Maybe you could say that LLMs are a "model distillation" of human intelligence, at 1-2 orders of magnitude less complexity. Like a smaller model distilled from a larger one, they are good at a lot of things but less able to cover edge cases and accuracy/quality of thinking will suffer the more distilled you go.

We tend to equate "thinking" with intelligence/language/reason thanks to 2500 years of Western philosophy, and I believe that's where a lot of confusion originates in discussions of AI/AGI/etc.

[1]: https://medicine.yale.edu/lab/colon-ramos/overview/#:~:text=...

>I am not a neuroscientist, but I think it's likely that LLMs (with 10s of billions of parameters) and the human brain (with 1-2 orders of magnitude more neural connections[1]) process language in analogous ways

Related is the platonic representation hypothesis where models apparently converge to similar representations of relationships between data points.

https://phillipi.github.io/prh/ https://arxiv.org/abs/2405.07987

Interesting.
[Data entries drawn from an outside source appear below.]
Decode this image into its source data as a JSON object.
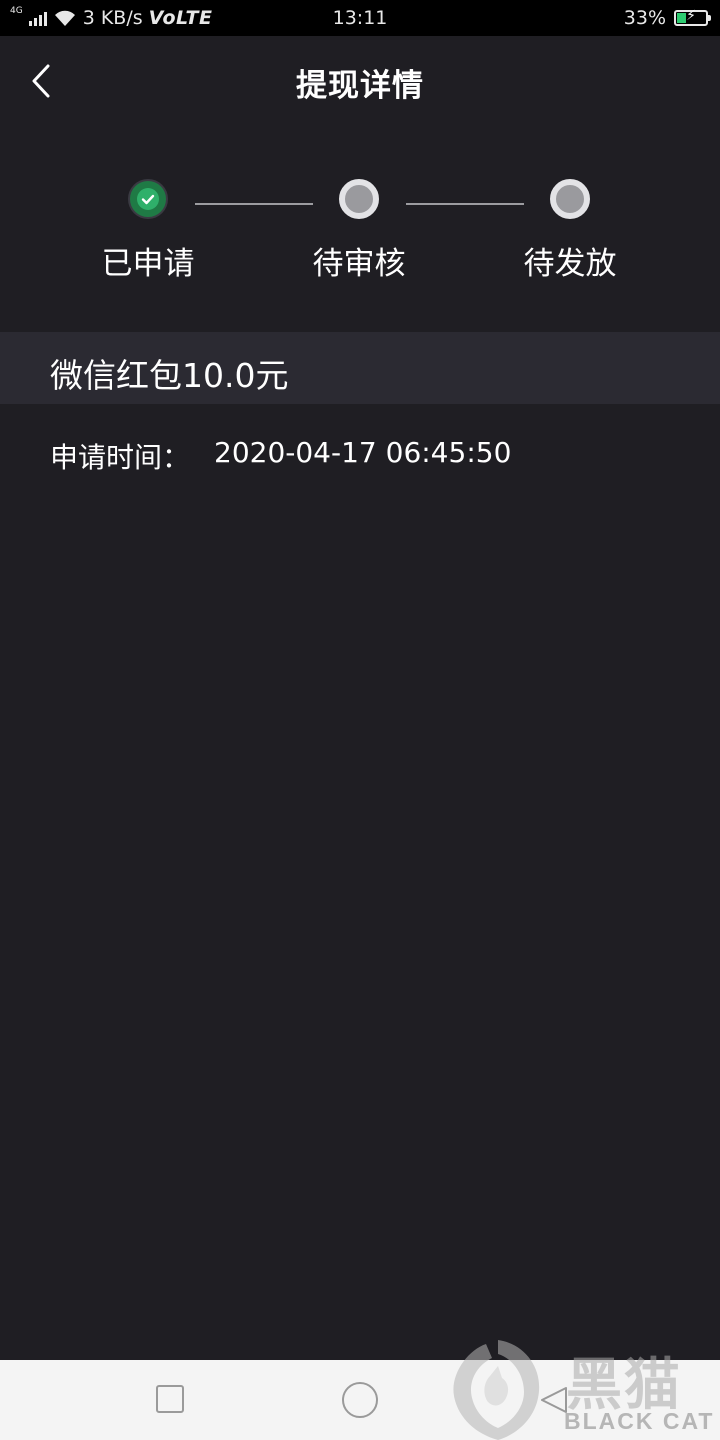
{
  "status_bar": {
    "network_type": "4G",
    "speed": "3 KB/s",
    "volte": "VoLTE",
    "time": "13:11",
    "battery_percent": "33%",
    "battery_level": 0.33
  },
  "header": {
    "title": "提现详情"
  },
  "steps": [
    {
      "label": "已申请",
      "status": "done"
    },
    {
      "label": "待审核",
      "status": "pending"
    },
    {
      "label": "待发放",
      "status": "pending"
    }
  ],
  "detail": {
    "amount_text": "微信红包10.0元",
    "apply_time_label": "申请时间：",
    "apply_time_value": "2020-04-17 06:45:50"
  },
  "watermark": {
    "logo_text": "黑猫",
    "brand_text": "BLACK CAT"
  },
  "colors": {
    "background": "#1f1e23",
    "done_green": "#2fb06a",
    "row_background": "#2b2a32"
  }
}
I'm not sure I'd use the term "Platonic" here, because that tends to have implications of mathematical perfection / timelessness / etc. But I do think that the corpuses of human language that we've been feeding to these models contain within them a lot of real information about the objective world (in a statistical, context-dependent way as opposed to a mathematically precise one), and the AIs are surfacing this information.

To put this another way, I think that you can say that much of our own intelligence as humans is embedded in the sum total of the language that we have produced. So the intelligence of LLMs is really our own intelligence reflected back at us (with all the potential for mistakes and biases that we ourselves contain).

Edit: I fed Claude this paper, and "he" pointed out to me that there are several examples of humans developing accurate conceptions of things they could never experience based on language alone. Most readers here are likely familiar with Helen Keller, who became an accomplished thinker and writer in spite of being blind and deaf from infancy (Anne Sullivan taught her language despite great difficulty, and this Keller's main window to the world). You could also look at the story of Eşref Armağan, a Turkish painter who was blind from birth – he creates recognizable depictions of a world that he learned about through language and non-visual senses).